Thompson shared his pride for the burgeoning cancer research community in San Antonio as part of an article he personally penned for the Express-News, entitled, “Be Proud, S. A., of cancer work.”
Thompson’s article was published just after the journal’s front page article, which ran with the headline and story, “Texas Scientist may have key in cancer war,” which highlighted another pioneering cancer researcher working within the UT System, MD Anderson’s Dr. Jim Allison, who has made numerous headlines over the past year with regard to his groundbreaking research into cancer innumotherapy. Allison, whose wish and defining principle as a researcher — even more than curing cancer — is “to be the first person on the planet to know something,” has dedicated his life to the research of the immune defense system’s role in fighting cancer. Specifically, his major finding is related to the use of a protein on T-Cells that allows them to identify and fight cancer cells without damaging healthy ones.
In the article, Thompson gave notice of some of the research on cancer developed in San Antonio. as, for example,the work of the Cancer Therapy & Research Center, San Antonio, scientist Tyler Curiel. Curiel has been working with local and international scientists in various areas of cancer research, and currently is engaged in trying to establish the connection between cancer and autoimmune diseases like lupus.

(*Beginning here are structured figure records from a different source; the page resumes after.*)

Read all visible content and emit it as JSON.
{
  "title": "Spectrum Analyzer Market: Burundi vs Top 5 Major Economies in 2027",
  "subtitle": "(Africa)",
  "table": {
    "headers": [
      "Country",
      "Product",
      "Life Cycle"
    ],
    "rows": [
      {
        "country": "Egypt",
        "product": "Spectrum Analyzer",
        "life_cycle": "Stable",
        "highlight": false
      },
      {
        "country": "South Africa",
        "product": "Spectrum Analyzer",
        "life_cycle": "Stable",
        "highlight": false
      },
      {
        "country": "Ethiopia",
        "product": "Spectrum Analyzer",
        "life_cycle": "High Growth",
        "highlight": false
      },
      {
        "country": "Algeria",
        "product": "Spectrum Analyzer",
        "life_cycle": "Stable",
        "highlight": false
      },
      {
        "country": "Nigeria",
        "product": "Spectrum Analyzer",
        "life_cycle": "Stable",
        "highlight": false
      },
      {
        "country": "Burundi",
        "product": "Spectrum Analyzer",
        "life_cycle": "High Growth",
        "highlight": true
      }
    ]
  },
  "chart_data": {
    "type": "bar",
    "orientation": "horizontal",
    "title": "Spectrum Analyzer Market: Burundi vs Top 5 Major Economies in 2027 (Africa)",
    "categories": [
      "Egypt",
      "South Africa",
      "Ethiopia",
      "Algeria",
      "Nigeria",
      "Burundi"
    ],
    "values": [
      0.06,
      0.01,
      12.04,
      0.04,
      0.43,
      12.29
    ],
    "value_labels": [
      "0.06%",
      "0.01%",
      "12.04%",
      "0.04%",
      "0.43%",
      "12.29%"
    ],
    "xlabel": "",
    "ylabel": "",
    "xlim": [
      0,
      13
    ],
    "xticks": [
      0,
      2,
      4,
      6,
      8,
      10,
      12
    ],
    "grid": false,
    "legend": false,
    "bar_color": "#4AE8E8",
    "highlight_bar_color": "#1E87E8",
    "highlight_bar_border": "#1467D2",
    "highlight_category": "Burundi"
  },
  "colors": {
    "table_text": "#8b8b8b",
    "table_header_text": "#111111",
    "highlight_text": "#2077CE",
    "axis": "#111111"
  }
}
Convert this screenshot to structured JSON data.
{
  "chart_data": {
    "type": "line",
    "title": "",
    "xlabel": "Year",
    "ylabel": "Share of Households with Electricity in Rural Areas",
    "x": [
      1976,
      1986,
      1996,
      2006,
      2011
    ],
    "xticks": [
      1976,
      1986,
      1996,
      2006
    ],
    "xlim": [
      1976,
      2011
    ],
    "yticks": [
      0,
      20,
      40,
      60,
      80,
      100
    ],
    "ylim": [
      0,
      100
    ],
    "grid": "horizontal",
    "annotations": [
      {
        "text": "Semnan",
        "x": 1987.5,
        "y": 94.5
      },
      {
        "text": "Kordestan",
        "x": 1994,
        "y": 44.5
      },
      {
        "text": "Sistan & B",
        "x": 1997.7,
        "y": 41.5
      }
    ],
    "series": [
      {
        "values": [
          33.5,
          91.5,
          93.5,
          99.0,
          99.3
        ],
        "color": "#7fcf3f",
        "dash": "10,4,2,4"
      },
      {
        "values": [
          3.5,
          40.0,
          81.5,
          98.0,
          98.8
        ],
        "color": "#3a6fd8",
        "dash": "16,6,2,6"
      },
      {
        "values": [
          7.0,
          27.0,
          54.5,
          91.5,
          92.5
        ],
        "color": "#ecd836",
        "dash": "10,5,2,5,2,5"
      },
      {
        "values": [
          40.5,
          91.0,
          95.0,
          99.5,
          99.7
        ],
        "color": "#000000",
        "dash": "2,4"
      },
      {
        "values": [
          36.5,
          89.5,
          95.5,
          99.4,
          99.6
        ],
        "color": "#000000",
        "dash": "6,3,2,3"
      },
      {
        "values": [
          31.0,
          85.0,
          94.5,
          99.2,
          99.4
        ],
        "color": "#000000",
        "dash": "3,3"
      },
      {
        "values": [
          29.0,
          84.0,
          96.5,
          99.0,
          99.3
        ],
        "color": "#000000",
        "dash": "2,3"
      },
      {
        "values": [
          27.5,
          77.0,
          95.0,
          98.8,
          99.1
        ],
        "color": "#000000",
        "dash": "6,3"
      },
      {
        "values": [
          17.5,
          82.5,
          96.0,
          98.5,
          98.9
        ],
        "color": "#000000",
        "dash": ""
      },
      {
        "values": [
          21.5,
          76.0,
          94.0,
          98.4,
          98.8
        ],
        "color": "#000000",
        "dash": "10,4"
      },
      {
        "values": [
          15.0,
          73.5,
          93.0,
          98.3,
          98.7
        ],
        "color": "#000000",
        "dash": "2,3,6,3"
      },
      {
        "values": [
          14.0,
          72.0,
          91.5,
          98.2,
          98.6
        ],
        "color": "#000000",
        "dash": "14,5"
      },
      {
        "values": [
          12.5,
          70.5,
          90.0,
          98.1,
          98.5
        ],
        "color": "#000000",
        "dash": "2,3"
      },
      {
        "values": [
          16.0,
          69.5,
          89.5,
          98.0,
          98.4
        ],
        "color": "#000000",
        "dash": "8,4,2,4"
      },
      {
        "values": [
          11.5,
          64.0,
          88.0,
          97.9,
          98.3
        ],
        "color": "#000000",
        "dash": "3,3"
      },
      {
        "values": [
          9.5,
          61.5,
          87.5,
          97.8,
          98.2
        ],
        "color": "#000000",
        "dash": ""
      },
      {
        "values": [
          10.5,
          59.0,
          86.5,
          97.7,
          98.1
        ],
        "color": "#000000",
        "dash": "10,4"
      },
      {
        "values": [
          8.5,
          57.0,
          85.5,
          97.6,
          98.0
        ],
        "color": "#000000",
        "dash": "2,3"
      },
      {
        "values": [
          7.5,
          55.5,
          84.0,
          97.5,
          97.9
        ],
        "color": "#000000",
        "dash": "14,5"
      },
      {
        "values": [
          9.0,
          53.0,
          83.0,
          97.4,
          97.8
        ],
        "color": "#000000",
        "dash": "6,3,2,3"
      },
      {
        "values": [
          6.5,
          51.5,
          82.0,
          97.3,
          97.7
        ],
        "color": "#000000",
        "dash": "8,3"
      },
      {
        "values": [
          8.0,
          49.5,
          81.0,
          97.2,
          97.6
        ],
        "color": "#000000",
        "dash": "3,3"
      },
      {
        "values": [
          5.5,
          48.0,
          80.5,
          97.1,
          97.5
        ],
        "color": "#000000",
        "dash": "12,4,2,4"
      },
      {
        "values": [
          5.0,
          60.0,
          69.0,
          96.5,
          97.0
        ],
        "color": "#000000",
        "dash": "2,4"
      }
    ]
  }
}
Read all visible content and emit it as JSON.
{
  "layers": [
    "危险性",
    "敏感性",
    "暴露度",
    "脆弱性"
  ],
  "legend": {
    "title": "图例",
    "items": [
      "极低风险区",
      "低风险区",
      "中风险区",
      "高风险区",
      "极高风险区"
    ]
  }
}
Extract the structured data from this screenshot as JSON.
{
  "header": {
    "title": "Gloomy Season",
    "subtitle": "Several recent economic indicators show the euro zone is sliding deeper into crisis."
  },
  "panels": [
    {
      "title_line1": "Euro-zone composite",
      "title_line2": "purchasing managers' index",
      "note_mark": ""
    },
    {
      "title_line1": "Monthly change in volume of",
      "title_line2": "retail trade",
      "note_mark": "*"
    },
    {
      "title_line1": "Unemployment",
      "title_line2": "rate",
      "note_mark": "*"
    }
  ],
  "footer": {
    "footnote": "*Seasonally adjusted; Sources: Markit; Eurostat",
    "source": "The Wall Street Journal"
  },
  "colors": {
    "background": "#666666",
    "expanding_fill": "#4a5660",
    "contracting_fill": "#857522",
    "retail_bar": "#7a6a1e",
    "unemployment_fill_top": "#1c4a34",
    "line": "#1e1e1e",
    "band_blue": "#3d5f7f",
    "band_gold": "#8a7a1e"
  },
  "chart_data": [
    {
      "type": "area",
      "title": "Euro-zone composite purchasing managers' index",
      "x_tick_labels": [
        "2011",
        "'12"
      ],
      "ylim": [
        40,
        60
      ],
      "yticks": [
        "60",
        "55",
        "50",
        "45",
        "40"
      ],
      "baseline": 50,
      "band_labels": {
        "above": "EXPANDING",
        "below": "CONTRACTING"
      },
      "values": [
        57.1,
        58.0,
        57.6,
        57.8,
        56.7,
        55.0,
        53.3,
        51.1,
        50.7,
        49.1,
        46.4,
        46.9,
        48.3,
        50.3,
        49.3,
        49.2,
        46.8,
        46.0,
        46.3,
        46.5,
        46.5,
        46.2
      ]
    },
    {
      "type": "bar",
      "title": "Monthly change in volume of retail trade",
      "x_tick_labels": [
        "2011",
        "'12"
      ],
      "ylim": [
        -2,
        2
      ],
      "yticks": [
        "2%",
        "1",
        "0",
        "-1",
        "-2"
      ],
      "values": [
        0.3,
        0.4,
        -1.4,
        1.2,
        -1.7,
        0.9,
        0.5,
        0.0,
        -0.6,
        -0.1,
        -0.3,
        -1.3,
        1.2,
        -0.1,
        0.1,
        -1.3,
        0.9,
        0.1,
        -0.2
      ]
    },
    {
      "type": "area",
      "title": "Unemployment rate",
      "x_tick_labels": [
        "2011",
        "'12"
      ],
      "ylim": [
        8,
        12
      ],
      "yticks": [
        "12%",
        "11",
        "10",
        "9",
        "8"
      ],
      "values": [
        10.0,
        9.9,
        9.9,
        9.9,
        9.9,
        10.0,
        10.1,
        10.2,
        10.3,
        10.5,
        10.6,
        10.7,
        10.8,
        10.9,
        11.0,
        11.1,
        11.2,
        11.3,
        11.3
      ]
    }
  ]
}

He also leads a European-based consortium that is trying to understand how cancer deceives the immune system and is hoping to create antibodies that can be tested on humans. Curiel has been testing Allison’s technology to fabricate improved T-Cells to treat ovarian cancer with the support of the Ovarian Research Foundation.In these three projects, Curiel managed to get a support of $2,450,000.
To Thompson, cancer remains a serious disease with a great impact on people who suffer from it. Inspite of all the hard work of the scientific community, many questions still don’t have an answer. Any further finding represents a victory, not only for scientists, but also for people.”Important discoveries are being made right here in San Antonio, benefiting first our own population in south Texas, but also the world,” he writes.